The film revolves around a perky schoolteacher named Poppy, played seamlessly by Sally Hawkins, and her daily exploits. Poppy is a horribly cheery person, you know, the kind you can’t bring down no matter how hard you try? The kind who doesn’t let world events like poverty and war bum them out? For we miserable folks, happy people are annoying. This is bound to make Sally Hawkins and her Poppy so gracing that many people might not make it all the way through the film.
But if you can get beyond the annoying parts, you might find a buried treasure inside. We all live with the quest for happiness every day of our lives. But our happiness is conditional, isn’t it? If we meet our soulmates, if we get our dream job, if we have the kid or the kids, the right car, the cool PDA, if we travel the world, if we rebuild our kitchen – THEN we’ll be happy. But what if happiness wasn’t conditional? What if you could simply be happy?
You’d be mighty annoying. Not only that, you would invite people to mistreat you, project things upon you, and lecture you about the things you’re supposed to want. Maybe the ugly truth is that we don’t want happiness, not really. We want and prefer misery. At least then our life choices sort of make sense to the outside world: we’re all miserable and we like it that way.

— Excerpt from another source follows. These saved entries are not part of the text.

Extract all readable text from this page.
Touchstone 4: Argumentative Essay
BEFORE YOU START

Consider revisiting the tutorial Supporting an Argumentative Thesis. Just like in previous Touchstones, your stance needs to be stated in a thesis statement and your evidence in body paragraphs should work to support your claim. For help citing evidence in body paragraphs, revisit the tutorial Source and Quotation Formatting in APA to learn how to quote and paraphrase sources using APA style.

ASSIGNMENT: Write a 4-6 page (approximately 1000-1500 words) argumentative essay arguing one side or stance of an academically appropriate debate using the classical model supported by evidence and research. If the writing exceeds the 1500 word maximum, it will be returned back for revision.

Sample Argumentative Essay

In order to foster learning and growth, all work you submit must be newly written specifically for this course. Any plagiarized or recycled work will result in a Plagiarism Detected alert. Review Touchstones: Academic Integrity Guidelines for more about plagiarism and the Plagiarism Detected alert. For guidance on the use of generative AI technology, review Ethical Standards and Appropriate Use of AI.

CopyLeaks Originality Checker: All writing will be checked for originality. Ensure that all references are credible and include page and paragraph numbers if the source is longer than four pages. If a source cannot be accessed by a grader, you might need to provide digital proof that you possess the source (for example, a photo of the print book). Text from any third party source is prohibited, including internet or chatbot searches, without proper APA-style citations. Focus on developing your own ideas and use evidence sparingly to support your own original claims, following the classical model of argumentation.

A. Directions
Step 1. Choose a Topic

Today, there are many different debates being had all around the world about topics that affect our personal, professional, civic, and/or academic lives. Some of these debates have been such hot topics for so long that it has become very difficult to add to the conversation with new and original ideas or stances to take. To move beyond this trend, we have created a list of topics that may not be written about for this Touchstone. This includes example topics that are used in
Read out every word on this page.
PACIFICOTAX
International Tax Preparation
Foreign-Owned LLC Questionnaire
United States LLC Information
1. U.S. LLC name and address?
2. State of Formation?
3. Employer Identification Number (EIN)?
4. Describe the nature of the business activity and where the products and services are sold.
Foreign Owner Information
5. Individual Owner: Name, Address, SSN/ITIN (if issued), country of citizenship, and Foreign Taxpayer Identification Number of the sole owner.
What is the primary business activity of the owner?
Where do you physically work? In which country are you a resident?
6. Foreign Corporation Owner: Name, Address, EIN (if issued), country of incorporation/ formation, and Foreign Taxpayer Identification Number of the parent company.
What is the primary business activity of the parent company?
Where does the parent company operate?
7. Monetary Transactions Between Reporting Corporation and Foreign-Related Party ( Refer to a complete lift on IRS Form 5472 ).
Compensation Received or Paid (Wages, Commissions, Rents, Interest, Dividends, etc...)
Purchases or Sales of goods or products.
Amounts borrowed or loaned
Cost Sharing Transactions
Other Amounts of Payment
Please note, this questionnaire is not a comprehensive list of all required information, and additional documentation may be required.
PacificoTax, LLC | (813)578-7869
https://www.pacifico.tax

Sally Hawkins is an interesting actress. Part Holly GoLightly, part Patti Smith, and part Annie Hall, she breezes in and out of her space effortlessly, as if a high wind could blow her over. She is a butterfly in almost every sense except the one that knows its purpose, unless its purpose is truly to be there to make human beings feel good. And perhaps that is Poppy’s problem; no one is willing to accept the role she’s taken on. Somehow it seems inhumane to do so.
Happy-Go-Lucky isn’t a movie that I want to see again simply because an unrelentingly cheery person is exhausting to be around. But that doesn’t mean it isn’t an admirable piece of work, written and directed by Mike Leigh, someone who remains curious about the motivations of we flighty and confusing people.